The upside of the downtown market is that most suburban locations no longer have large blocks of space to offer tenants which will force companies to look downtown. "Unfortunately, with the economy staying slow, those firms are taking their time making any expansion or relocation decisions," Kaiser says.
Tom Ray, VP for CBRE, tells GlobeSt.com that St. Louis is not seeing large tenants searching for space at the moment, with the exception of one major life sciences tenant. "But one or two tenants is not going to make a large difference in the overall vacancy rate.

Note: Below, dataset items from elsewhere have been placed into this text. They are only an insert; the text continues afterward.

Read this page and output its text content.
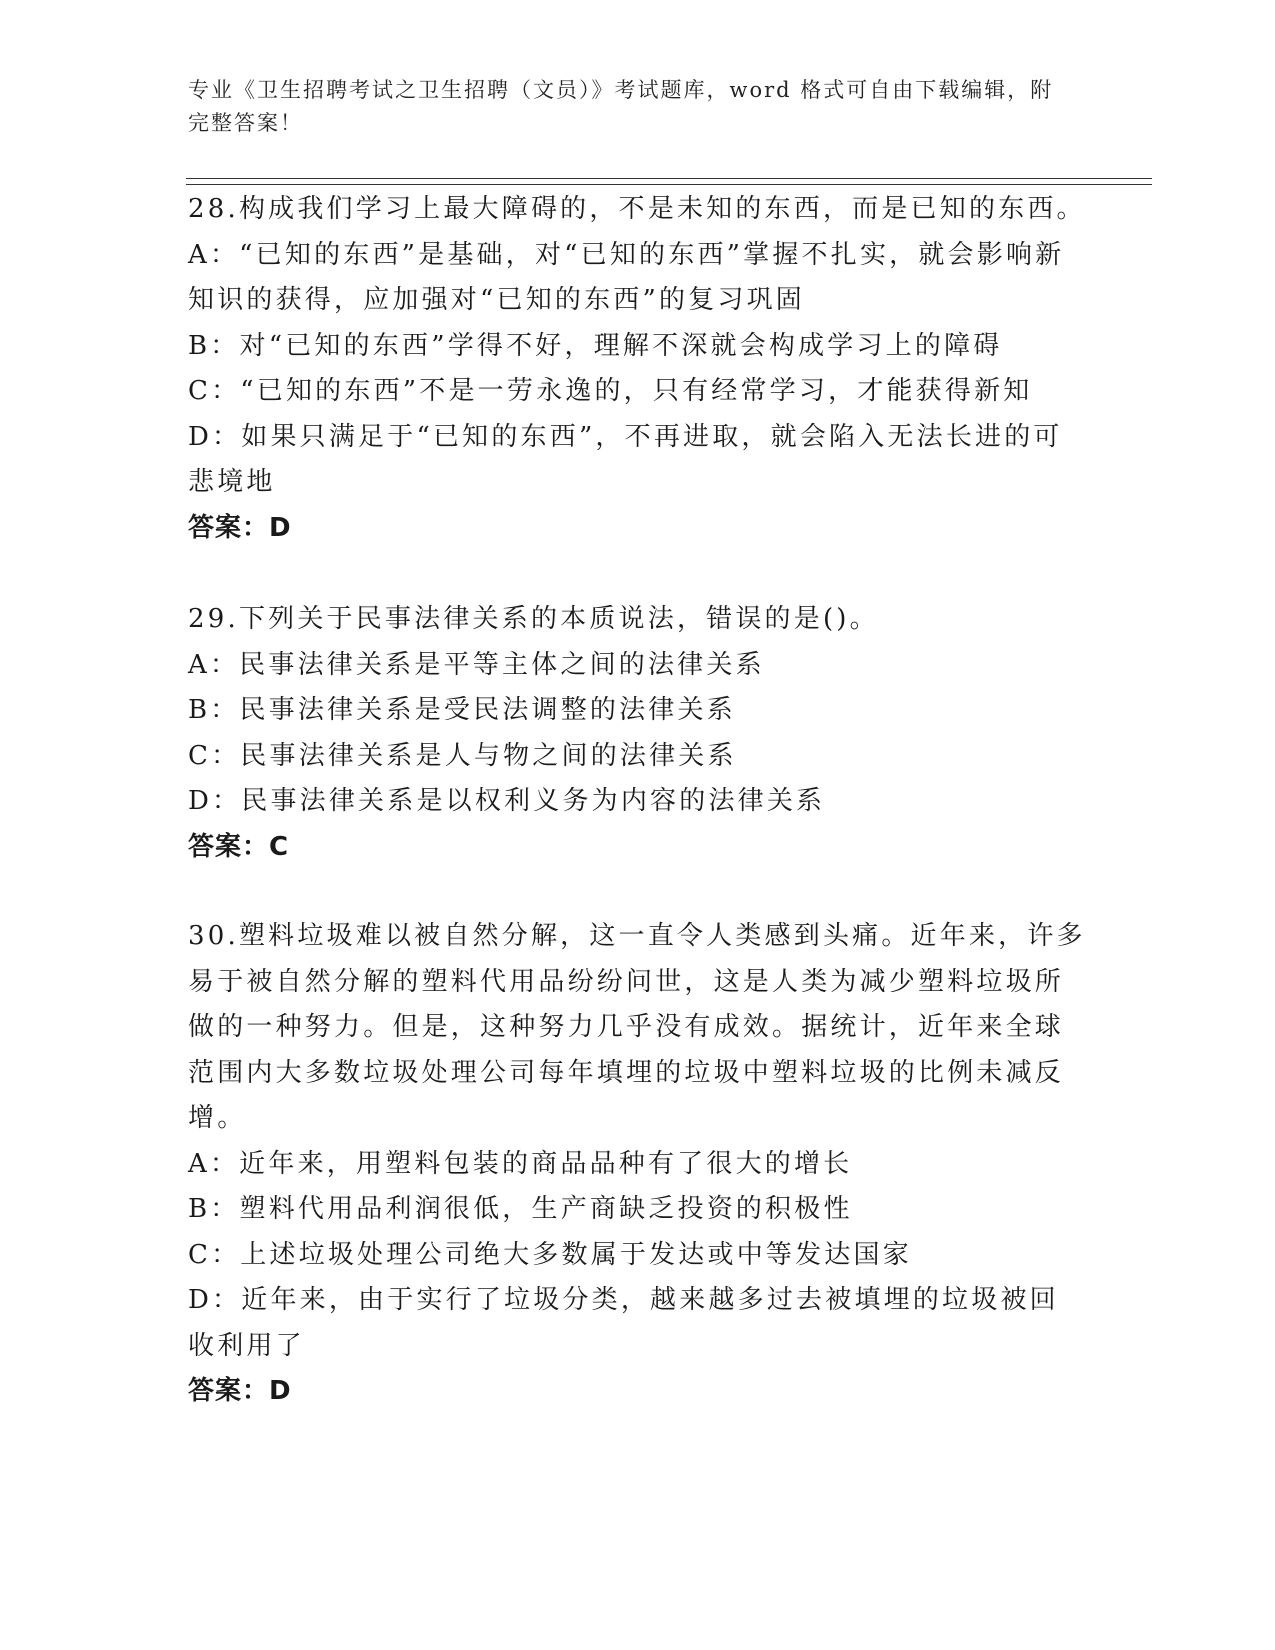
专业《卫生招聘考试之卫生招聘（文员）》考试题库，word 格式可自由下载编辑，附完整答案！

28.构成我们学习上最大障碍的，不是未知的东西，而是已知的东西。

A：“已知的东西”是基础，对“已知的东西”掌握不扎实，就会影响新知识的获得，应加强对“已知的东西”的复习巩固

B：对“已知的东西”学得不好，理解不深就会构成学习上的障碍

C：“已知的东西”不是一劳永逸的，只有经常学习，才能获得新知

D：如果只满足于“已知的东西”，不再进取，就会陷入无法长进的可悲境地

答案：D

29.下列关于民事法律关系的本质说法，错误的是()。

A：民事法律关系是平等主体之间的法律关系

B：民事法律关系是受民法调整的法律关系

C：民事法律关系是人与物之间的法律关系

D：民事法律关系是以权利义务为内容的法律关系

答案：C

30.塑料垃圾难以被自然分解，这一直令人类感到头痛。近年来，许多易于被自然分解的塑料代用品纷纷问世，这是人类为减少塑料垃圾所做的一种努力。但是，这种努力几乎没有成效。据统计，近年来全球范围内大多数垃圾处理公司每年填埋的垃圾中塑料垃圾的比例未减反增。

A：近年来，用塑料包装的商品品种有了很大的增长

B：塑料代用品利润很低，生产商缺乏投资的积极性

C：上述垃圾处理公司绝大多数属于发达或中等发达国家

D：近年来，由于实行了垃圾分类，越来越多过去被填埋的垃圾被回收利用了

答案：D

There's really no internal driver right now for companies to pick up and move," Ray says. "Most companies are fine in the amount of space they are already in, and with the economy still uncertain, many firms are taking a wait and see approach to find out exactly how much space they will need when we do come out of this downturn."
Recovery doesn't seem likely in the near future. "As long as unemployment is trending upward, we're in dangerous territory," Ray says. "Most of our job losses in this area have come on the industrial and retail sides, and we hope that the exposure of the professional services will be limited. But we do expect a somewhat higher vacancy rate by the end of the year."